This study addresses the challenges of deploying large deep learning models in clinical settings—namely high computational cost, latency, and privacy concerns—which hinder their applicability in resource-constrained medical environments. The work presents a systematic review of efficient, lightweight architectures in medical imaging, introducing a novel taxonomy that categorizes them into three technical paradigms: lightweight CNNs, lightweight Transformers, and linear-complexity models. It comprehensively evaluates model compression techniques—including pruning, quantization, knowledge distillation, and low-rank decomposition—demonstrating their effectiveness in reducing hardware demands while preserving diagnostic performance. Furthermore, the paper proposes a deployment pathway tailored for edge-side intelligence, offering a complete technical roadmap for implementing high-accuracy AI models in clinical edge environments, thereby significantly lowering computational and memory overhead without compromising diagnostic accuracy.
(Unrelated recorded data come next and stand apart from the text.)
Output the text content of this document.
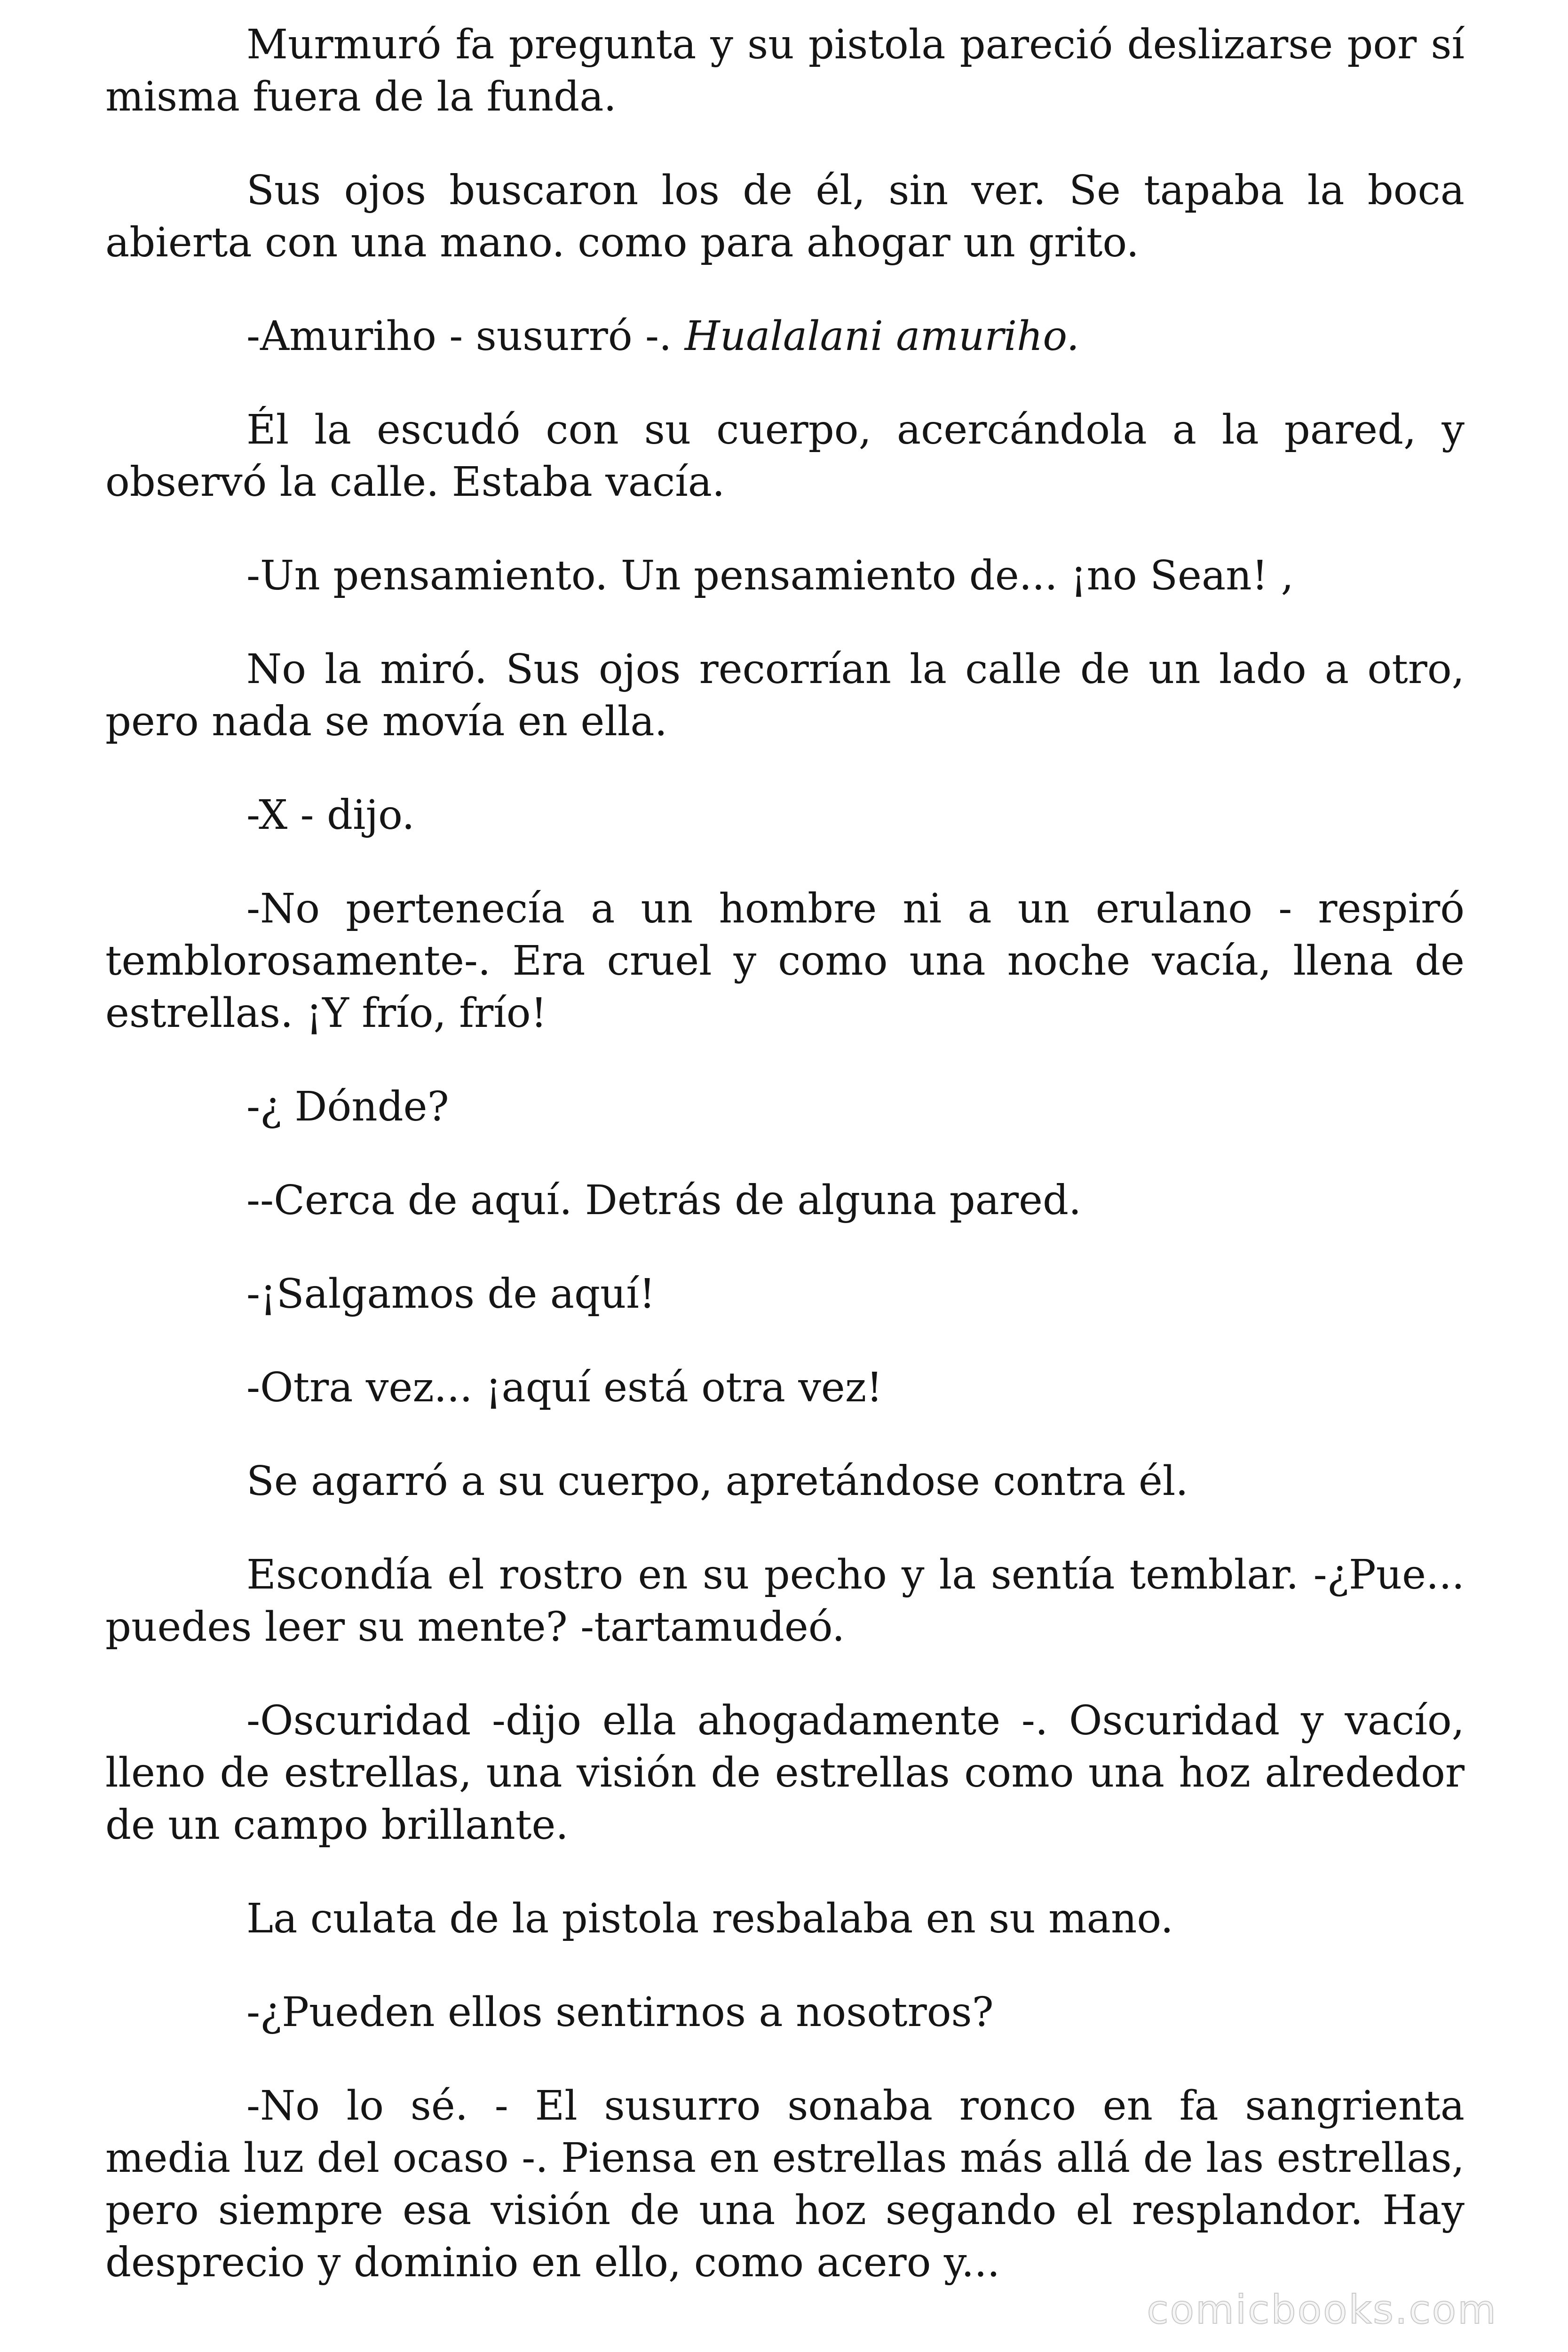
Murmuró fa pregunta y su pistola pareció deslizarse por sí misma fuera de la funda.

Sus ojos buscaron los de él, sin ver. Se tapaba la boca abierta con una mano. como para ahogar un grito.

-Amuriho - susurró -. Hualalani amuriho.

Él la escudó con su cuerpo, acercándola a la pared, y observó la calle. Estaba vacía.

-Un pensamiento. Un pensamiento de... ¡no Sean! ,

No la miró. Sus ojos recorrían la calle de un lado a otro, pero nada se movía en ella.

-X - dijo.

-No pertenecía a un hombre ni a un erulano - respiró temblorosamente-. Era cruel y como una noche vacía, llena de estrellas. ¡Y frío, frío!

-¿ Dónde?

--Cerca de aquí. Detrás de alguna pared.

-¡Salgamos de aquí!

-Otra vez... ¡aquí está otra vez!

Se agarró a su cuerpo, apretándose contra él.

Escondía el rostro en su pecho y la sentía temblar. -¿Pue... puedes leer su mente? -tartamudeó.

-Oscuridad -dijo ella ahogadamente -. Oscuridad y vacío, lleno de estrellas, una visión de estrellas como una hoz alrededor de un campo brillante.

La culata de la pistola resbalaba en su mano.

-¿Pueden ellos sentirnos a nosotros?

-No lo sé. - El susurro sonaba ronco en fa sangrienta media luz del ocaso -. Piensa en estrellas más allá de las estrellas, pero siempre esa visión de una hoz segando el resplandor. Hay desprecio y dominio en ello, como acero y...

comicbooks.com
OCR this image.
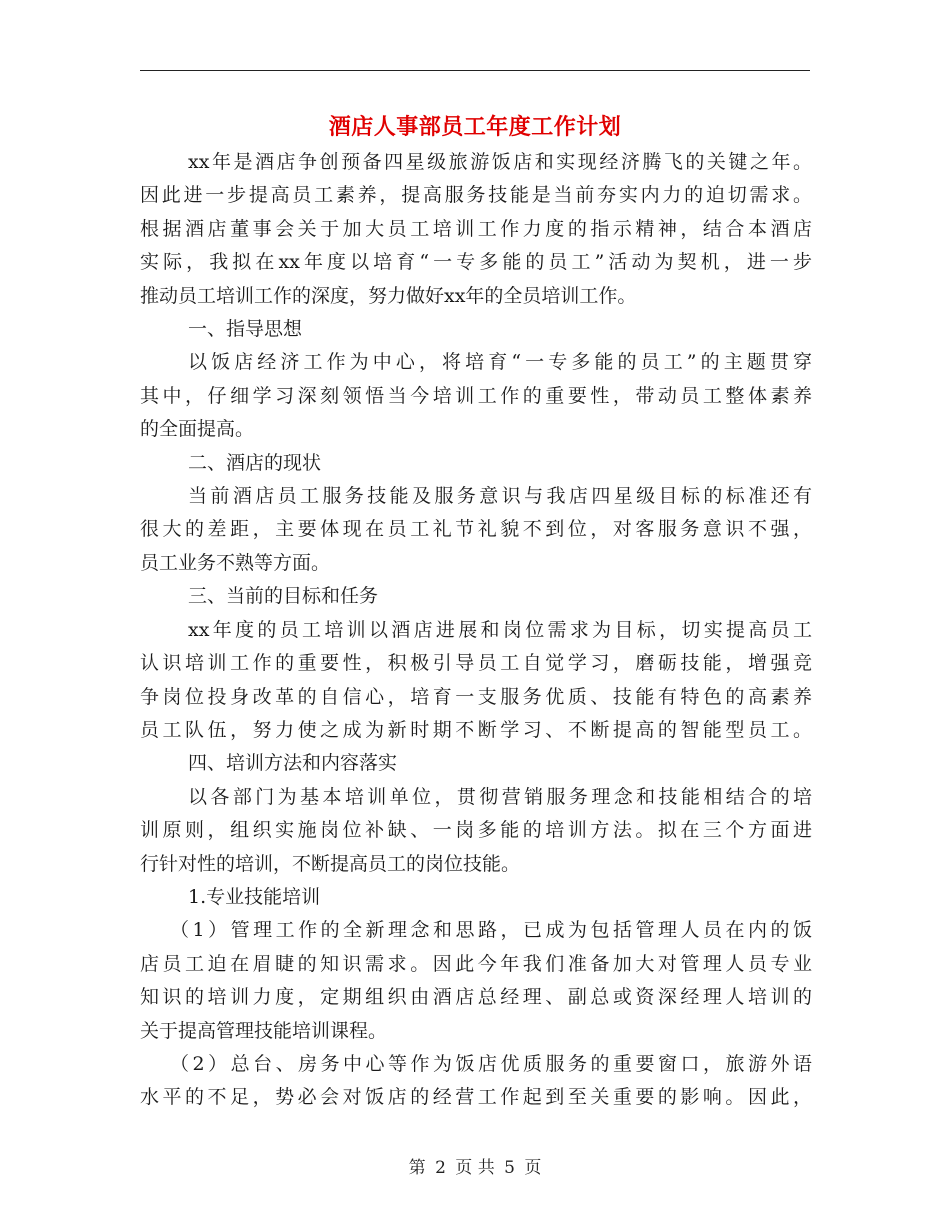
酒店人事部员工年度工作计划
xx年是酒店争创预备四星级旅游饭店和实现经济腾飞的关键之年。
因此进一步提高员工素养，提高服务技能是当前夯实内力的迫切需求。
根据酒店董事会关于加大员工培训工作力度的指示精神，结合本酒店
实际，我拟在xx年度以培育“一专多能的员工”活动为契机，进一步
推动员工培训工作的深度，努力做好xx年的全员培训工作。
一、指导思想
以饭店经济工作为中心，将培育“一专多能的员工”的主题贯穿
其中，仔细学习深刻领悟当今培训工作的重要性，带动员工整体素养
的全面提高。
二、酒店的现状
当前酒店员工服务技能及服务意识与我店四星级目标的标准还有
很大的差距，主要体现在员工礼节礼貌不到位，对客服务意识不强，
员工业务不熟等方面。
三、当前的目标和任务
xx年度的员工培训以酒店进展和岗位需求为目标，切实提高员工
认识培训工作的重要性，积极引导员工自觉学习，磨砺技能，增强竞
争岗位投身改革的自信心，培育一支服务优质、技能有特色的高素养
员工队伍，努力使之成为新时期不断学习、不断提高的智能型员工。
四、培训方法和内容落实
以各部门为基本培训单位，贯彻营销服务理念和技能相结合的培
训原则，组织实施岗位补缺、一岗多能的培训方法。拟在三个方面进
行针对性的培训，不断提高员工的岗位技能。
1.专业技能培训
（1）管理工作的全新理念和思路，已成为包括管理人员在内的饭
店员工迫在眉睫的知识需求。因此今年我们准备加大对管理人员专业
知识的培训力度，定期组织由酒店总经理、副总或资深经理人培训的
关于提高管理技能培训课程。
（2）总台、房务中心等作为饭店优质服务的重要窗口，旅游外语
水平的不足，势必会对饭店的经营工作起到至关重要的影响。因此，
第 2 页 共 5 页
Deep learning has revolutionized medical image analysis, playing a vital role in modern clinical applications. However, the deployment of large-scale models in real-world clinical settings remains challenging due to high computational costs, latency constraints, and patient data privacy concerns associated with cloud-based processing. To address these bottlenecks, this review provides a comprehensive synthesis of efficient and lightweight deep learning architectures specifically tailored for the medical domain. We categorize the landscape of modern efficient models into three primary streams: Convolutional Neural Networks (CNNs), Lightweight Transformers, and emerging Linear Complexity Models. Furthermore, we examine key model compression strategies (including pruning, quantization, knowledge distillation, and low-rank factorization) and evaluate their efficacy in maintaining diagnostic performance while reducing hardware requirements. By identifying current limitations and discussing the transition toward on-device intelligence, this review serves as a roadmap for researchers and practitioners aiming to bridge the gap between high-performance AI and resource-constrained clinical environments.